South African wireless carrier Cell C Pty Ltd. has begun talks to delay debt payments and hired consultants to probe its business practices and advise on a restructuring.
The company has implemented “significant austerity measures” such as cost cuts, a review of contracts and a hiring freeze, said Douglas Craigie Stevenson, Cell C’s chief executive officer, in a letter seen by Bloomberg.
Shares in Blue Label Telecoms Ltd., Cell C’s biggest investor, fell 13%.
Cell C has been laboring under 8.9 billion rand ($639 million) of debt as it tries to compete with Vodacom Group Ltd. and MTN Group Ltd. -- well established carriers that control the bulk of the South African market in wireless services and operate the biggest networks.
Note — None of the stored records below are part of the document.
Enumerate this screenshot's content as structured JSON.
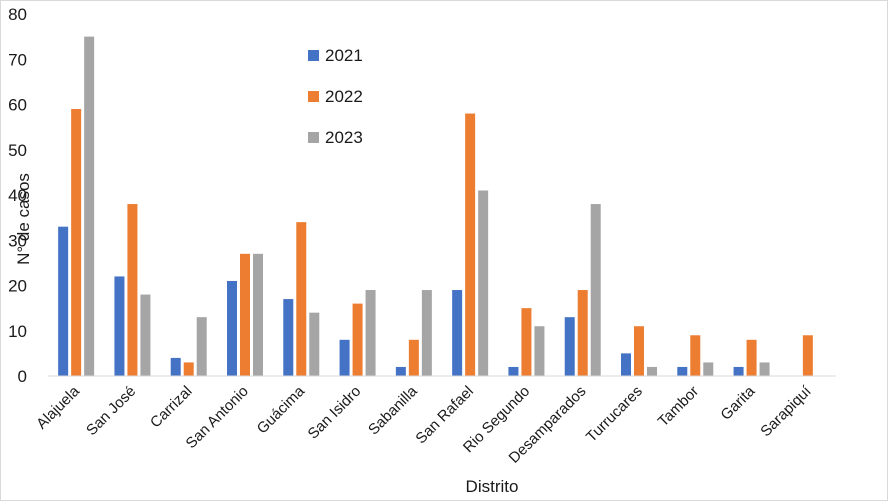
{
  "chart_data": {
    "type": "bar",
    "xlabel": "Distrito",
    "ylabel": "N° de casos",
    "ylim": [
      0,
      80
    ],
    "yticks": [
      0,
      10,
      20,
      30,
      40,
      50,
      60,
      70,
      80
    ],
    "grid": false,
    "legend_position": "top-center",
    "categories": [
      "Alajuela",
      "San José",
      "Carrizal",
      "San Antonio",
      "Guácima",
      "San Isidro",
      "Sabanilla",
      "San Rafael",
      "Rio Segundo",
      "Desamparados",
      "Turrucares",
      "Tambor",
      "Garita",
      "Sarapiquí"
    ],
    "series": [
      {
        "name": "2021",
        "color": "#4472c4",
        "values": [
          33,
          22,
          4,
          21,
          17,
          8,
          2,
          19,
          2,
          13,
          5,
          2,
          2,
          0
        ]
      },
      {
        "name": "2022",
        "color": "#ed7d31",
        "values": [
          59,
          38,
          3,
          27,
          34,
          16,
          8,
          58,
          15,
          19,
          11,
          9,
          8,
          9
        ]
      },
      {
        "name": "2023",
        "color": "#a5a5a5",
        "values": [
          75,
          18,
          13,
          27,
          14,
          19,
          19,
          41,
          11,
          38,
          2,
          3,
          3,
          0
        ]
      }
    ]
  }
}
Cell C has 2.6 billion rand of debt maturing in August 2020.
“We are engaging with our lenders to re-term our debt and allow us sufficient time to implement the Buffet transaction,” wrote Craigie Stevenson, referring to plans to sell a stake in Cell C to a consortium of investors. Craigie Stevenson replaced Cell C’s CEO Jose dos Santos earlier this year.
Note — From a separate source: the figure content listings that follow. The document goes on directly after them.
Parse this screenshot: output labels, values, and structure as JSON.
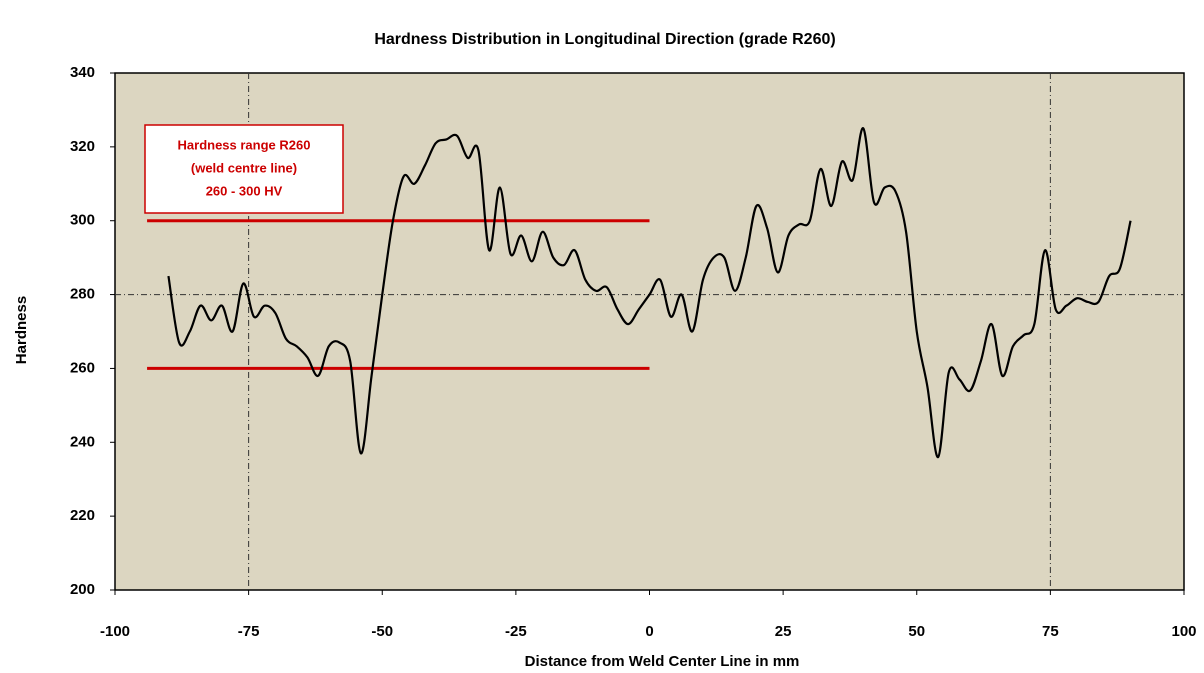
{
  "chart_data": {
    "type": "line",
    "title": "Hardness Distribution in Longitudinal Direction (grade R260)",
    "xlabel": "Distance from Weld Center Line in mm",
    "ylabel": "Hardness",
    "xlim": [
      -100,
      100
    ],
    "ylim": [
      200,
      340
    ],
    "xticks": [
      -100,
      -75,
      -50,
      -25,
      0,
      25,
      50,
      75,
      100
    ],
    "yticks": [
      200,
      220,
      240,
      260,
      280,
      300,
      320,
      340
    ],
    "xgrid": [
      -75,
      75
    ],
    "ygrid": [
      280
    ],
    "background": "#dcd6c1",
    "series": [
      {
        "color": "#000000",
        "x": [
          -90,
          -88,
          -86,
          -84,
          -82,
          -80,
          -78,
          -76,
          -74,
          -72,
          -70,
          -68,
          -66,
          -64,
          -62,
          -60,
          -58,
          -56,
          -54,
          -52,
          -50,
          -48,
          -46,
          -44,
          -42,
          -40,
          -38,
          -36,
          -34,
          -32,
          -30,
          -28,
          -26,
          -24,
          -22,
          -20,
          -18,
          -16,
          -14,
          -12,
          -10,
          -8,
          -6,
          -4,
          -2,
          0,
          2,
          4,
          6,
          8,
          10,
          12,
          14,
          16,
          18,
          20,
          22,
          24,
          26,
          28,
          30,
          32,
          34,
          36,
          38,
          40,
          42,
          44,
          46,
          48,
          50,
          52,
          54,
          56,
          58,
          60,
          62,
          64,
          66,
          68,
          70,
          72,
          74,
          76,
          78,
          80,
          82,
          84,
          86,
          88,
          90
        ],
        "values": [
          285,
          267,
          270,
          277,
          273,
          277,
          270,
          283,
          274,
          277,
          275,
          268,
          266,
          263,
          258,
          266,
          267,
          262,
          237,
          258,
          280,
          300,
          312,
          310,
          315,
          321,
          322,
          323,
          317,
          319,
          292,
          309,
          291,
          296,
          289,
          297,
          290,
          288,
          292,
          284,
          281,
          282,
          276,
          272,
          276,
          280,
          284,
          274,
          280,
          270,
          284,
          290,
          290,
          281,
          290,
          304,
          298,
          286,
          296,
          299,
          300,
          314,
          304,
          316,
          311,
          325,
          305,
          309,
          308,
          297,
          270,
          255,
          236,
          259,
          257,
          254,
          262,
          272,
          258,
          266,
          269,
          272,
          292,
          276,
          277,
          279,
          278,
          278,
          285,
          287,
          300
        ]
      }
    ],
    "reference_lines": [
      {
        "color": "#cc0000",
        "y": 300,
        "x": [
          -94,
          0
        ]
      },
      {
        "color": "#cc0000",
        "y": 260,
        "x": [
          -94,
          0
        ]
      }
    ],
    "annotation": [
      "Hardness range R260",
      "(weld centre line)",
      "260 - 300 HV"
    ]
  }
}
Cell C’s problems have weighed on Blue Label, which holds a 45% stake in Cell C and led a 5.5 billion rand recapitalization of the company almost two years ago.
PricewaterhouseCoopers will audit Cell C’s procurement practices and review processes, and law firm Bowmans will investigate any irregular business practices, according to the letter. Deloitte has been named as an independent financial restructuring adviser.
“Cell C has a zero-tolerance policy towards illegal or unethical activity,” said Craigie Stevenson.